Hughes-Fulford and her co-researchers have identified a signaling pathway called PKA that in a gravity field responds to the presence of a pathogen by stimulating the expression of 99 genes that in turn cause the activation of T-cells, which are essential for proper immune function. The researchers found that in the simulated absence of gravity, the PKA pathway did not respond to the pathogen's presence; as a result, 91 genes were not induced and eight genes were significantly inhibited, severely reducing the activation of T-cells. There are only two known situations in which T-cell function is so severely compromised: HIV infection and weightlessness. Interestingly, the researchers found that three other pathways which regulate immune function - P13K, PKC, and pLAT - were not affected by a lack of gravity. The experiment was carried out on human immune cells in culture that were placed in a device called a random positioning machine, which simulates weightlessness.

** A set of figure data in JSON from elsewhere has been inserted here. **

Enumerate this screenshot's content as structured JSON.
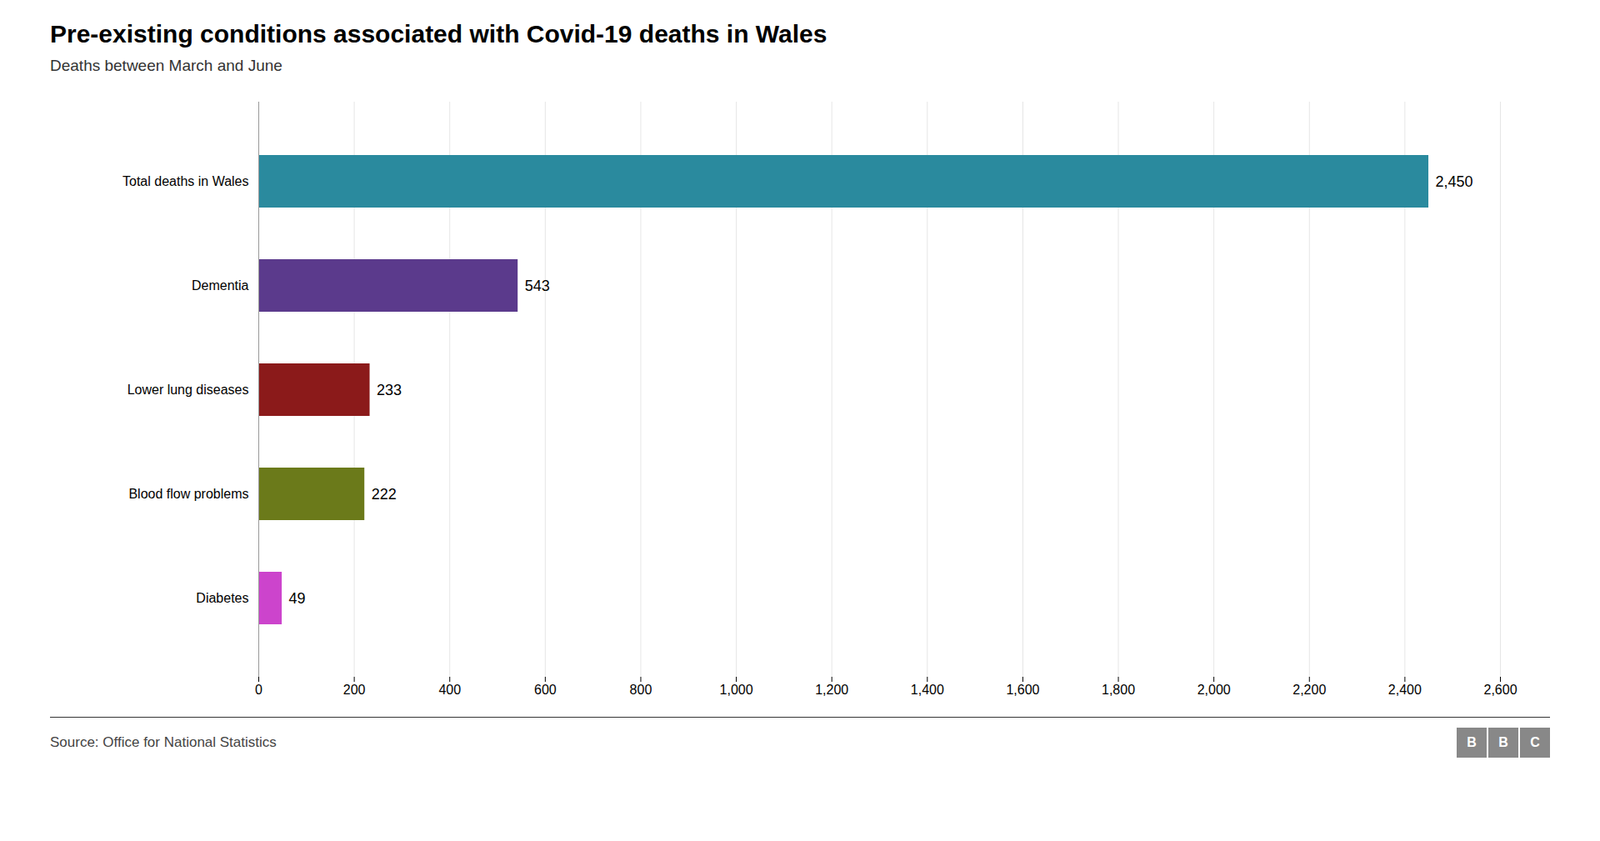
{
  "chart_data": {
    "type": "bar",
    "orientation": "horizontal",
    "title": "Pre-existing conditions associated with Covid-19 deaths in Wales",
    "subtitle": "Deaths between March and June",
    "source": "Source: Office for National Statistics",
    "logo": "BBC",
    "categories": [
      "Total deaths in Wales",
      "Dementia",
      "Lower lung diseases",
      "Blood flow problems",
      "Diabetes"
    ],
    "values": [
      2450,
      543,
      233,
      222,
      49
    ],
    "value_labels": [
      "2,450",
      "543",
      "233",
      "222",
      "49"
    ],
    "colors": [
      "#2a8a9e",
      "#5b3a8c",
      "#8b1a1a",
      "#6b7a1a",
      "#cc44cc"
    ],
    "xlim": [
      0,
      2600
    ],
    "xticks": [
      0,
      200,
      400,
      600,
      800,
      {
        "value": 1000,
        "label": "1,000"
      },
      {
        "value": 1200,
        "label": "1,200"
      },
      {
        "value": 1400,
        "label": "1,400"
      },
      {
        "value": 1600,
        "label": "1,600"
      },
      {
        "value": 1800,
        "label": "1,800"
      },
      {
        "value": 2000,
        "label": "2,000"
      },
      {
        "value": 2200,
        "label": "2,200"
      },
      {
        "value": 2400,
        "label": "2,400"
      },
      {
        "value": 2600,
        "label": "2,600"
      }
    ],
    "grid": true,
    "data_labels": true
  }
}
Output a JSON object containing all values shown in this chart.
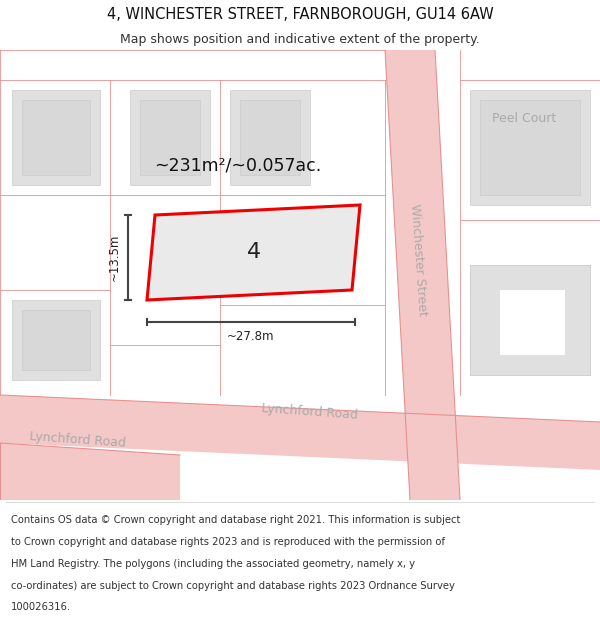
{
  "title": "4, WINCHESTER STREET, FARNBOROUGH, GU14 6AW",
  "subtitle": "Map shows position and indicative extent of the property.",
  "footer_lines": [
    "Contains OS data © Crown copyright and database right 2021. This information is subject",
    "to Crown copyright and database rights 2023 and is reproduced with the permission of",
    "HM Land Registry. The polygons (including the associated geometry, namely x, y",
    "co-ordinates) are subject to Crown copyright and database rights 2023 Ordnance Survey",
    "100026316."
  ],
  "map_bg": "#f7f7f7",
  "road_fill": "#f5c8c8",
  "road_line": "#e89090",
  "bld_fill": "#e0e0e0",
  "bld_stroke": "#cccccc",
  "plot_fill": "#eaeaea",
  "plot_stroke": "#ee0000",
  "dim_color": "#444444",
  "text_gray": "#aaaaaa",
  "area_text": "~231m²/~0.057ac.",
  "plot_number": "4",
  "dim_w": "~27.8m",
  "dim_h": "~13.5m",
  "label_winchester": "Winchester Street",
  "label_lynchford1": "Lynchford Road",
  "label_lynchford2": "Lynchford Road",
  "label_peel": "Peel Court",
  "title_fs": 10.5,
  "sub_fs": 9,
  "footer_fs": 7.2,
  "road_label_fs": 9
}
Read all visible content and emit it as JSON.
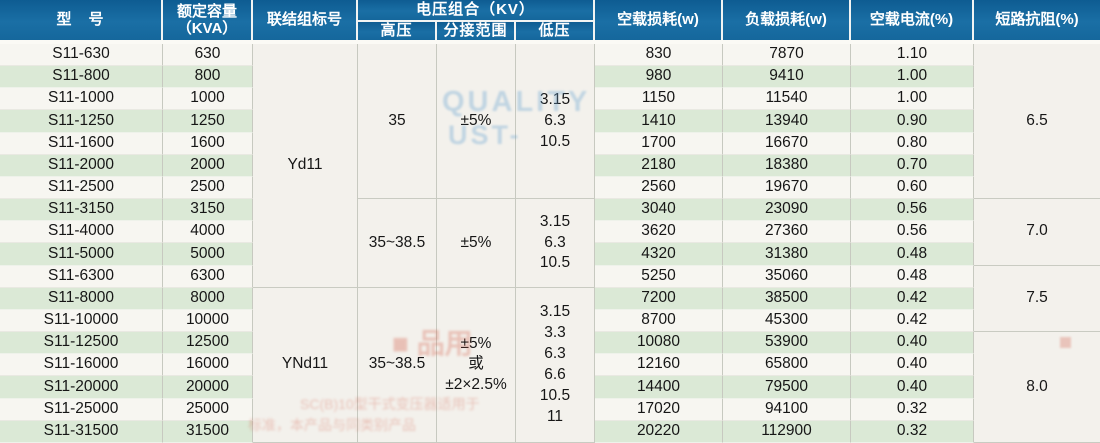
{
  "table": {
    "headers": {
      "model": "型　号",
      "capacity_line1": "额定容量",
      "capacity_line2": "（KVA）",
      "vector_group": "联结组标号",
      "voltage_group": "电压组合（KV）",
      "hv": "高压",
      "tap_range": "分接范围",
      "lv": "低压",
      "no_load_loss": "空载损耗(w)",
      "load_loss": "负载损耗(w)",
      "no_load_current": "空载电流(%)",
      "impedance": "短路抗阻(%)"
    },
    "rows": [
      {
        "model": "S11-630",
        "kva": "630",
        "no_load_loss": "830",
        "load_loss": "7870",
        "no_load_current": "1.10"
      },
      {
        "model": "S11-800",
        "kva": "800",
        "no_load_loss": "980",
        "load_loss": "9410",
        "no_load_current": "1.00"
      },
      {
        "model": "S11-1000",
        "kva": "1000",
        "no_load_loss": "1150",
        "load_loss": "11540",
        "no_load_current": "1.00"
      },
      {
        "model": "S11-1250",
        "kva": "1250",
        "no_load_loss": "1410",
        "load_loss": "13940",
        "no_load_current": "0.90"
      },
      {
        "model": "S11-1600",
        "kva": "1600",
        "no_load_loss": "1700",
        "load_loss": "16670",
        "no_load_current": "0.80"
      },
      {
        "model": "S11-2000",
        "kva": "2000",
        "no_load_loss": "2180",
        "load_loss": "18380",
        "no_load_current": "0.70"
      },
      {
        "model": "S11-2500",
        "kva": "2500",
        "no_load_loss": "2560",
        "load_loss": "19670",
        "no_load_current": "0.60"
      },
      {
        "model": "S11-3150",
        "kva": "3150",
        "no_load_loss": "3040",
        "load_loss": "23090",
        "no_load_current": "0.56"
      },
      {
        "model": "S11-4000",
        "kva": "4000",
        "no_load_loss": "3620",
        "load_loss": "27360",
        "no_load_current": "0.56"
      },
      {
        "model": "S11-5000",
        "kva": "5000",
        "no_load_loss": "4320",
        "load_loss": "31380",
        "no_load_current": "0.48"
      },
      {
        "model": "S11-6300",
        "kva": "6300",
        "no_load_loss": "5250",
        "load_loss": "35060",
        "no_load_current": "0.48"
      },
      {
        "model": "S11-8000",
        "kva": "8000",
        "no_load_loss": "7200",
        "load_loss": "38500",
        "no_load_current": "0.42"
      },
      {
        "model": "S11-10000",
        "kva": "10000",
        "no_load_loss": "8700",
        "load_loss": "45300",
        "no_load_current": "0.42"
      },
      {
        "model": "S11-12500",
        "kva": "12500",
        "no_load_loss": "10080",
        "load_loss": "53900",
        "no_load_current": "0.40"
      },
      {
        "model": "S11-16000",
        "kva": "16000",
        "no_load_loss": "12160",
        "load_loss": "65800",
        "no_load_current": "0.40"
      },
      {
        "model": "S11-20000",
        "kva": "20000",
        "no_load_loss": "14400",
        "load_loss": "79500",
        "no_load_current": "0.40"
      },
      {
        "model": "S11-25000",
        "kva": "25000",
        "no_load_loss": "17020",
        "load_loss": "94100",
        "no_load_current": "0.32"
      },
      {
        "model": "S11-31500",
        "kva": "31500",
        "no_load_loss": "20220",
        "load_loss": "112900",
        "no_load_current": "0.32"
      }
    ],
    "vector_groups": [
      {
        "label": "Yd11",
        "span": [
          0,
          11
        ]
      },
      {
        "label": "YNd11",
        "span": [
          11,
          18
        ]
      }
    ],
    "voltage_groups": [
      {
        "hv": "35",
        "tap_lines": [
          "±5%"
        ],
        "lv_lines": [
          "3.15",
          "6.3",
          "10.5"
        ],
        "span": [
          0,
          7
        ]
      },
      {
        "hv": "35~38.5",
        "tap_lines": [
          "±5%"
        ],
        "lv_lines": [
          "3.15",
          "6.3",
          "10.5"
        ],
        "span": [
          7,
          11
        ]
      },
      {
        "hv": "35~38.5",
        "tap_lines": [
          "±5%",
          "或",
          "±2×2.5%"
        ],
        "lv_lines": [
          "3.15",
          "3.3",
          "6.3",
          "6.6",
          "10.5",
          "11"
        ],
        "span": [
          11,
          18
        ]
      }
    ],
    "impedance_groups": [
      {
        "value": "6.5",
        "span": [
          0,
          7
        ]
      },
      {
        "value": "7.0",
        "span": [
          7,
          10
        ]
      },
      {
        "value": "7.5",
        "span": [
          10,
          13
        ]
      },
      {
        "value": "8.0",
        "span": [
          13,
          18
        ]
      }
    ]
  },
  "colors": {
    "header_blue": "#15679c",
    "stripe_green": "#dbe9d6",
    "stripe_white": "#f7f6f1",
    "merged_bg": "#f3f1ec"
  },
  "watermarks": {
    "blue_line1": "QUALITY",
    "blue_line2": "UST-",
    "red_stamp": "■ 品用",
    "red_text_line1": "SC(B)10型干式变压器适用于",
    "red_text_line2": "标准，本产品与同类别产品"
  }
}
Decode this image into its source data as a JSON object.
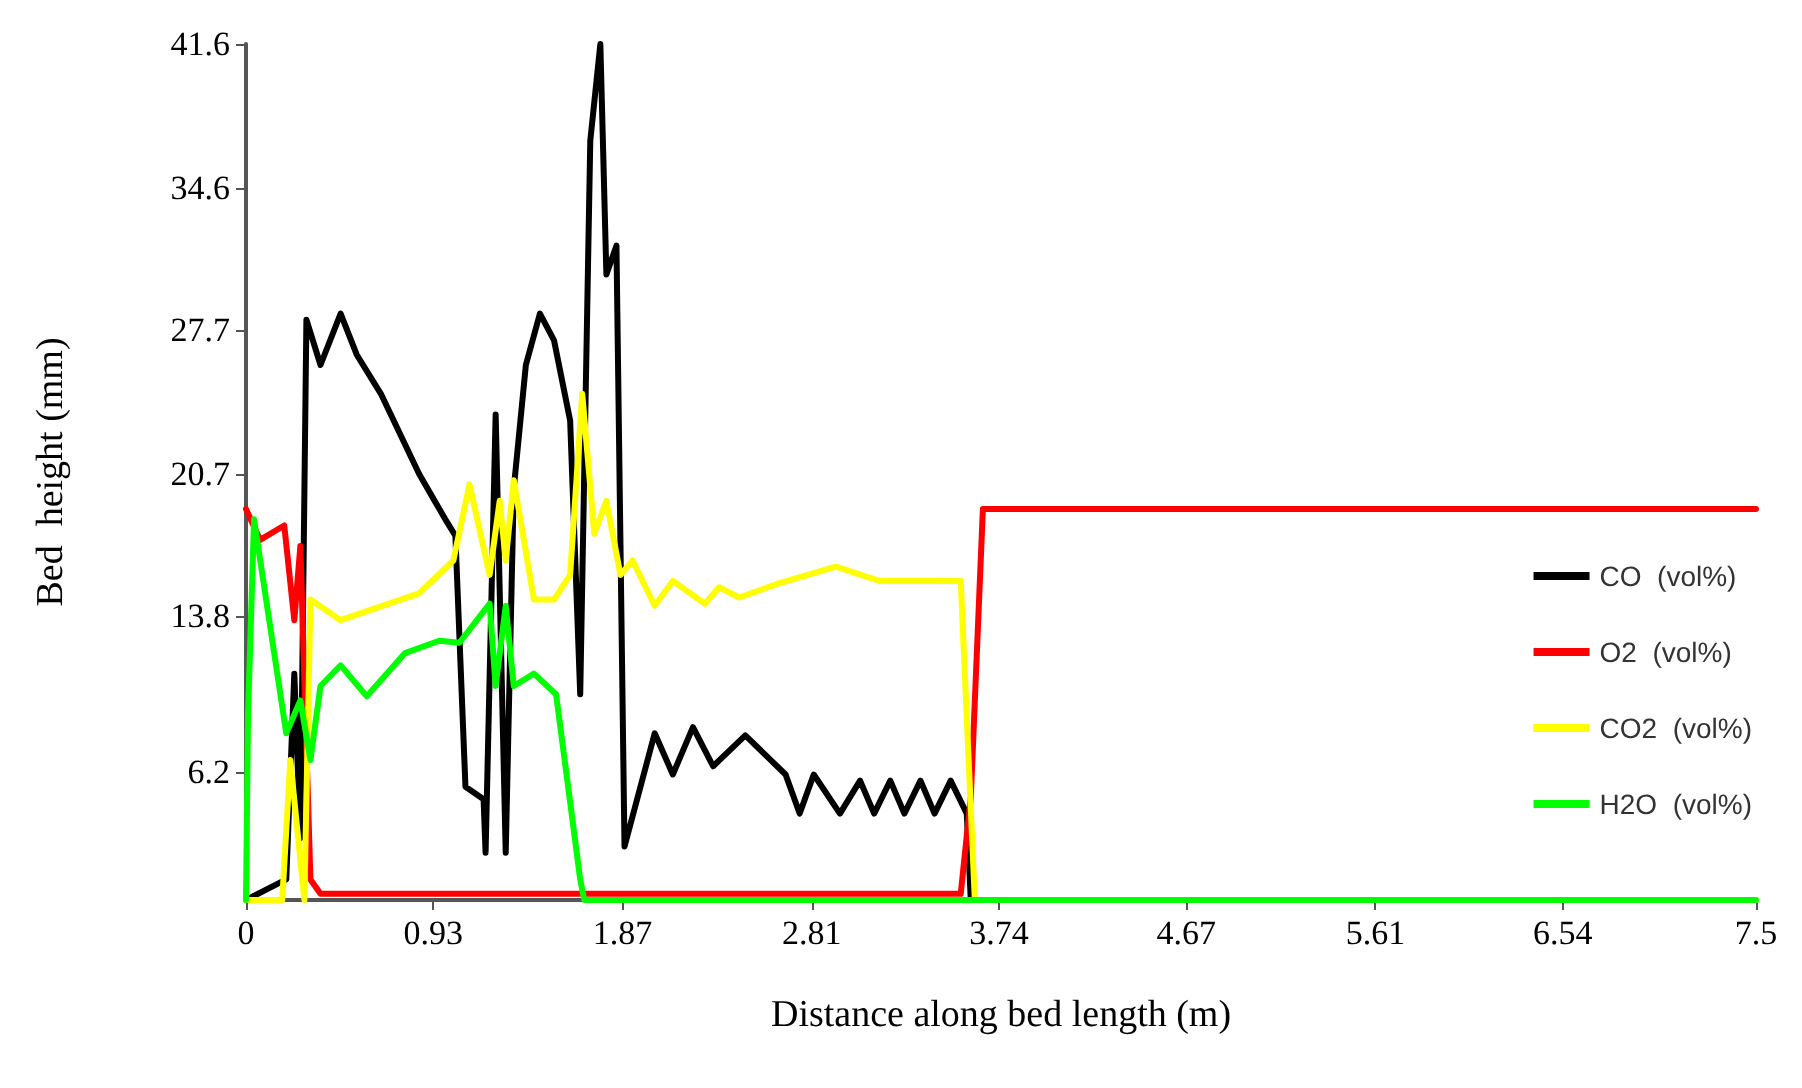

"This is a specific signal pathway that is not working in the absence of gravity," said Hughes-Fulford. "You're short-circuiting a whole lot of the immune response - namely, the ability to proliferate T-cells - which shouldn't be a surprise, because life evolved in Earth's gravity field."
Hughes-Fulford speculates that cell structure may trigger the effect. "Why do some pathways work and some not? Perhaps it's differences in the cytoskeleton - the interior architecture of the cell. It's the infrastructure of the cell, a membrane made of lipid, and maybe without gravity it's not as well-organized as it should be."
The problem of immune function in space must be solved if human beings are ever to live in space for extended periods of time. Hughes-Fulford believes the new findings provide a potential key to developing treatments and she intends to further her studies when Russian cosmonauts carry a custom-designed container housing the same experiment aboard a Soyuz spacecraft. "We know how these genes behave in simulated microgravity," she said. "The results from Soyuz should tell us what happens during spaceflight, in real microgravity."